GenerativeProcessSingle invocation of a GenerativeSession — tracks execution status and timing. Linked to ProcessData records that hold the input and output payloads.
ProcessDataInput or output payload for a GenerativeProcess — serialized data value, data type (text, image, etc.), and an is_input flag to distinguish inputs from outputs.
GenerativeSessionParameterHistoryImmutable snapshot of a GenerativeSession's parameters captured at each change, providing a full audit trail of parameter evolution over time.
NotebookWorking dataset session — a mutable copy of a source Dataset on which Explorers and Converters can be applied.
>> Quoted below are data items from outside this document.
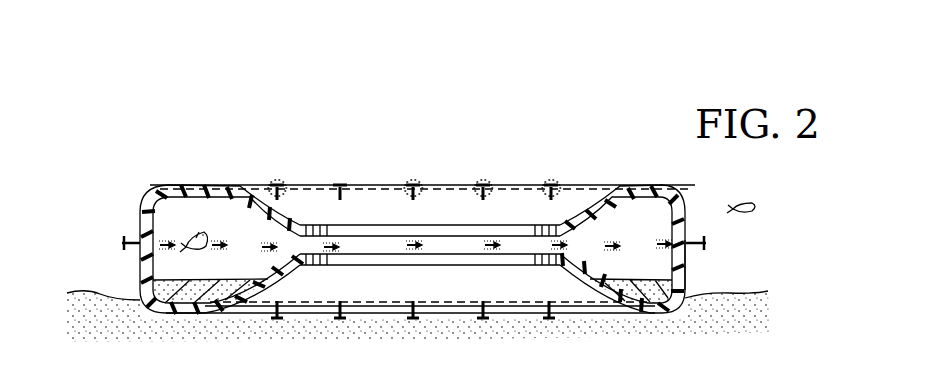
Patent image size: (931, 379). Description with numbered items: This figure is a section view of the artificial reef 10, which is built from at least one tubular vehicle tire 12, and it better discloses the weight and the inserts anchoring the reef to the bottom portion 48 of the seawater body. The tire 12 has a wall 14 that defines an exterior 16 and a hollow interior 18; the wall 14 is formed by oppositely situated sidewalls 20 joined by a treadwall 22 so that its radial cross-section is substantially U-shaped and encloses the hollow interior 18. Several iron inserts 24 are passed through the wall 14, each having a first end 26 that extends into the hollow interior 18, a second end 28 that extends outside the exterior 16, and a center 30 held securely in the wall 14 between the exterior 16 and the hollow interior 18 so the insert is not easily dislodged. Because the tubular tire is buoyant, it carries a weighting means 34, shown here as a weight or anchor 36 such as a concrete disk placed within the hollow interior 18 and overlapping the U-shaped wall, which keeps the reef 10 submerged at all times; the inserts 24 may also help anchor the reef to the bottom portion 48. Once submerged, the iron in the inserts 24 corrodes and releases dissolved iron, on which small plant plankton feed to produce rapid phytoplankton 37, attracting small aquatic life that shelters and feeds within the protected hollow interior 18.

The artificial reef 10 is at (598, 156).
The tubular vehicle tire 12 is at (447, 200).
The wall 14 is at (681, 190).
The exterior 16 is at (696, 270).
The hollow interior 18 is at (660, 228).
The sidewalls 20 is at (371, 200).
The treadwall 22 is at (140, 265).
The iron insert 24 is at (553, 183).
The first end 26 is at (660, 247).
The second end 28 is at (706, 242).
The center 30 is at (690, 228).
The weighting means 34 is at (200, 312).
The weight or anchor 36 is at (222, 312).
The phytoplankton 37 is at (277, 183).
The bottom portion 48 is at (722, 300).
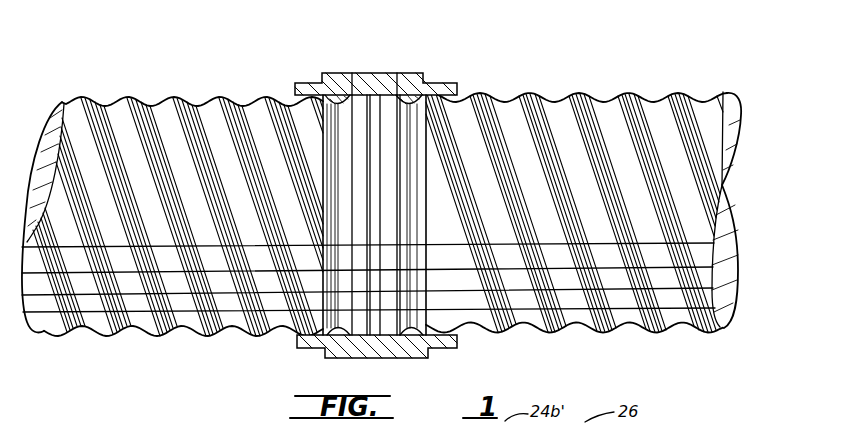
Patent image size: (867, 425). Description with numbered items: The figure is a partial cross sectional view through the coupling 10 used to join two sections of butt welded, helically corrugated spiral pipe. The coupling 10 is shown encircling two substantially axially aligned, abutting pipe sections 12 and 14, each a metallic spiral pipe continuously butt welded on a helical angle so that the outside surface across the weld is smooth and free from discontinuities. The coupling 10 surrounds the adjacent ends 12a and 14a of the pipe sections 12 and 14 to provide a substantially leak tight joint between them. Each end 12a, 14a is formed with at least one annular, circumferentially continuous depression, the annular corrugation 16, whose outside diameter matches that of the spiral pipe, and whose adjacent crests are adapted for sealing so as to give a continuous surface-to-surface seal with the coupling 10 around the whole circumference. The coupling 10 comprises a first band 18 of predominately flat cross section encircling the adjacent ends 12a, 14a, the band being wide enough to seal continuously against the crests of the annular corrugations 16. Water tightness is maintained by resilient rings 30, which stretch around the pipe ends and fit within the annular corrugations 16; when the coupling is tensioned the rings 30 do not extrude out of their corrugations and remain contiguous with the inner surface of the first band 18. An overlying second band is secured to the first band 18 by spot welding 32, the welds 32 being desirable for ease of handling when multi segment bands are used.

The coupling 10 is at (390, 56).
The pipe section 12 is at (117, 108).
The pipe end 12a is at (312, 132).
The pipe section 14 is at (603, 118).
The pipe end 14a is at (490, 95).
The annular corrugation 16 is at (342, 112).
The first band 18 is at (447, 132).
The resilient ring 30 is at (413, 336).
The spot weld 32 is at (396, 72).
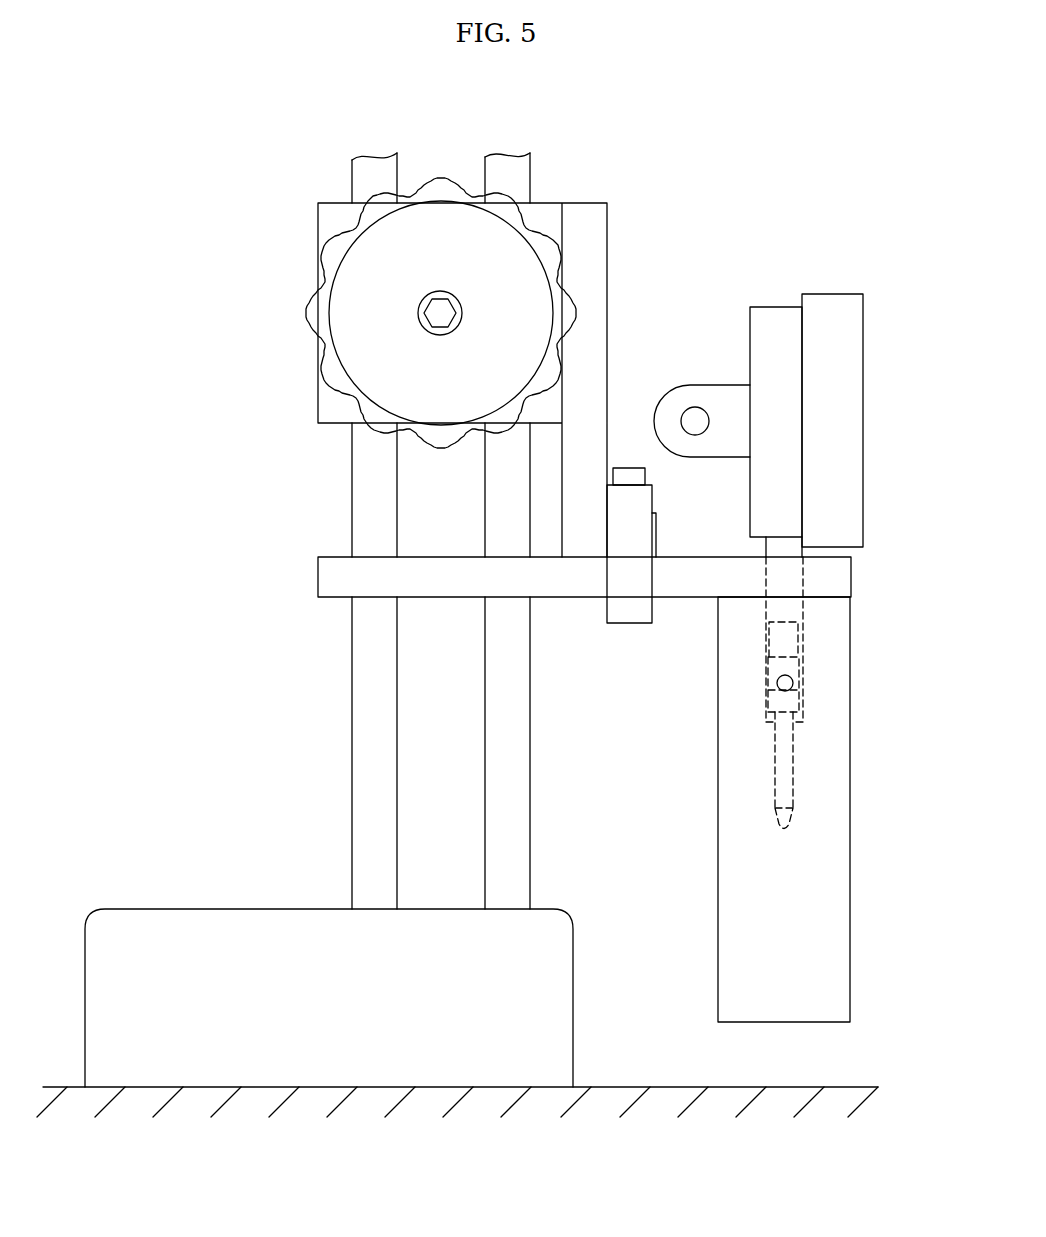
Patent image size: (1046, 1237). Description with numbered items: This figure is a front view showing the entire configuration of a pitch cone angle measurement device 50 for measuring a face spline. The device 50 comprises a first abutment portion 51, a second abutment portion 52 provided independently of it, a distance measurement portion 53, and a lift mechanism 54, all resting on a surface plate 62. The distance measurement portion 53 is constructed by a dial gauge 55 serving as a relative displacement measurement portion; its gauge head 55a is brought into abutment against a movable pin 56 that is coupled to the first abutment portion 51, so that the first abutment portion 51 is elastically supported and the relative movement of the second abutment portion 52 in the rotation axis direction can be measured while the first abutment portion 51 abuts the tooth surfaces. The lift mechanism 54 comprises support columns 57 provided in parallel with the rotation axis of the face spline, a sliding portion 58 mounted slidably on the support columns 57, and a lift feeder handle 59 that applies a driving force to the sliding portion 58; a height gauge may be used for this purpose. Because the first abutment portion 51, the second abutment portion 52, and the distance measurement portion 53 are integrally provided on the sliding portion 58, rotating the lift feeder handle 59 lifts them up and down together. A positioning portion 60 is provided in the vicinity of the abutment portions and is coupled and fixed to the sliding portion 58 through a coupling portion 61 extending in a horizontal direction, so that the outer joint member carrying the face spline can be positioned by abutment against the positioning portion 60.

The pitch cone angle measurement device 50 is at (468, 612).
The first abutment portion 51 is at (867, 824).
The second abutment portion 52 is at (790, 818).
The distance measurement portion 53 is at (806, 516).
The lift mechanism 54 is at (296, 617).
The dial gauge 55 is at (846, 377).
The gauge head 55a is at (790, 668).
The movable pin 56 is at (785, 760).
The support columns 57 is at (367, 733).
The sliding portion 58 is at (546, 212).
The lift feeder handle 59 is at (370, 267).
The positioning portion 60 is at (817, 925).
The coupling portion 61 is at (568, 583).
The surface plate 62 is at (617, 1100).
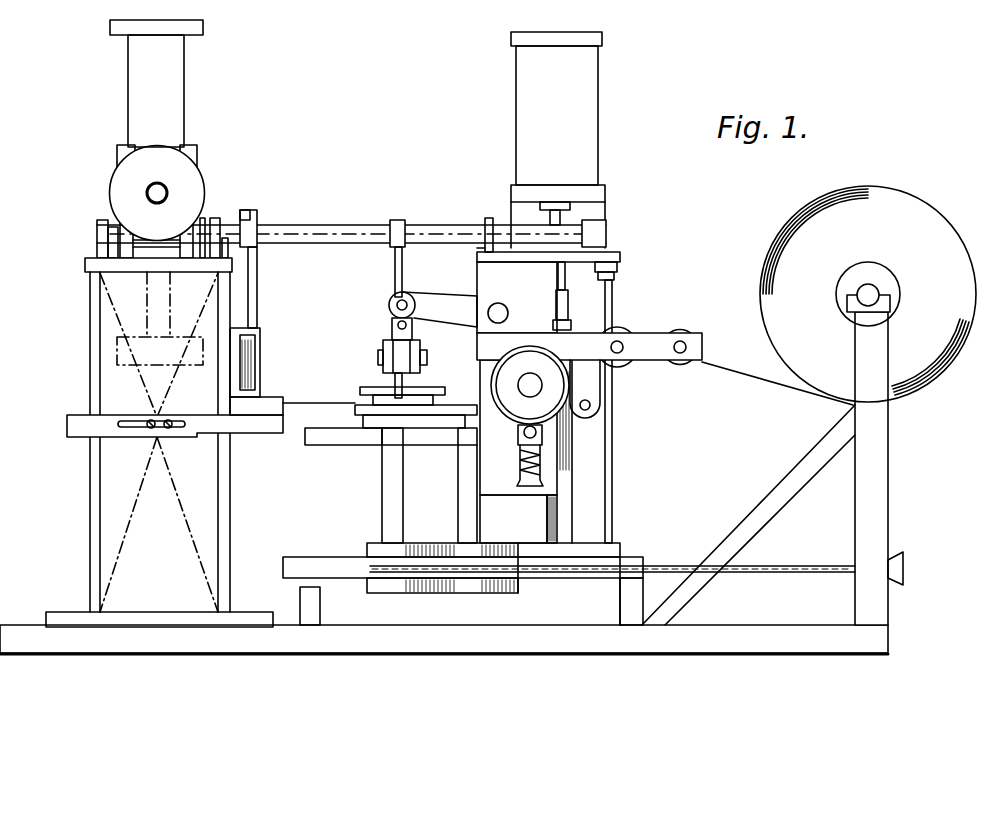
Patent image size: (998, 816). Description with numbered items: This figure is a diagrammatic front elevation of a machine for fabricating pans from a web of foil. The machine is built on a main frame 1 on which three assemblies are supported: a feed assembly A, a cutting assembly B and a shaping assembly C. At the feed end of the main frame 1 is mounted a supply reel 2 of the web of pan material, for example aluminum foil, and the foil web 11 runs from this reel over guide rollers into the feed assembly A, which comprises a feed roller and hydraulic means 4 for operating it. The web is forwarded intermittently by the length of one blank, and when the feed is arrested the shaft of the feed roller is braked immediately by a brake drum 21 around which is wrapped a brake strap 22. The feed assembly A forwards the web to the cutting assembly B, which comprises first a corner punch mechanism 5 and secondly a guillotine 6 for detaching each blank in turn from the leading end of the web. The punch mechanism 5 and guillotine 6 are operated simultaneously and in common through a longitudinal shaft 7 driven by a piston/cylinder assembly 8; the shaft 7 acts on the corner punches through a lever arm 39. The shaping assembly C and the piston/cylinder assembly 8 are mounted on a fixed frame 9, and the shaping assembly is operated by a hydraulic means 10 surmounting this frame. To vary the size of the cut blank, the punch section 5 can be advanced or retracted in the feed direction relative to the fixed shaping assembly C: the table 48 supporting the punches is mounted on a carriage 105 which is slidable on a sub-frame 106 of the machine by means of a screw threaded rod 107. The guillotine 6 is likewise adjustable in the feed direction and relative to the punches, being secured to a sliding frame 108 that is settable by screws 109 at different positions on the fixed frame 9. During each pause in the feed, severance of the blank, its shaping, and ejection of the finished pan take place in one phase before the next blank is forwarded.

The main frame 1 is at (880, 470).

Changes can be reverted; the result can be saved as a new Dataset for model training.
ExplorerVisualization record within a Notebook — explorer type, selected columns, parameters, path to saved results, and execution status.
ConverterSingle converter step applied to a Notebook's mutable dataset — converter type, parameters, execution status, and timing. Multiple records form an ordered transformation pipeline on the Notebook.
PluginInstalled plugin — name, author, installed and latest versions, status, summary, and full description. Owns Tag records for classification.
TagClassification tag for a Plugin (e.g., Model, Task, Metric), used for filtering and discovery.
GlobalExplainerGlobal model explanation — explainer type, linked Run, parameters, paths to explanation data and plot, and execution status. Covers the model as a whole.
LocalExplainerLocal (per-instance) explanation — explainer type, linked Run and Dataset, parameters, fit parameters, scope, result paths, and execution status.

Important Enums

  • RunStatus: NOT_STARTEDDELIVEREDSTARTEDFINISHED | ERROR
  • SplitEnum: TRAIN, VALIDATION, TEST
  • LevelEnum: LAST (final value), STEP, BATCH, TRIAL (for optimization)

Data Storage

  • Datasets are stored in Apache Arrow IPC format (columnar, efficient for ML workloads).
  • Trained models are saved as pickle/joblib files under ~/.DashAI/runs/{run_id}/.
  • Plots generated during hyperparameter optimization are stored as serialized Plotly objects.
  • Metric time-series (per step, batch, or trial) are stored in the Metric table for tracking training progress.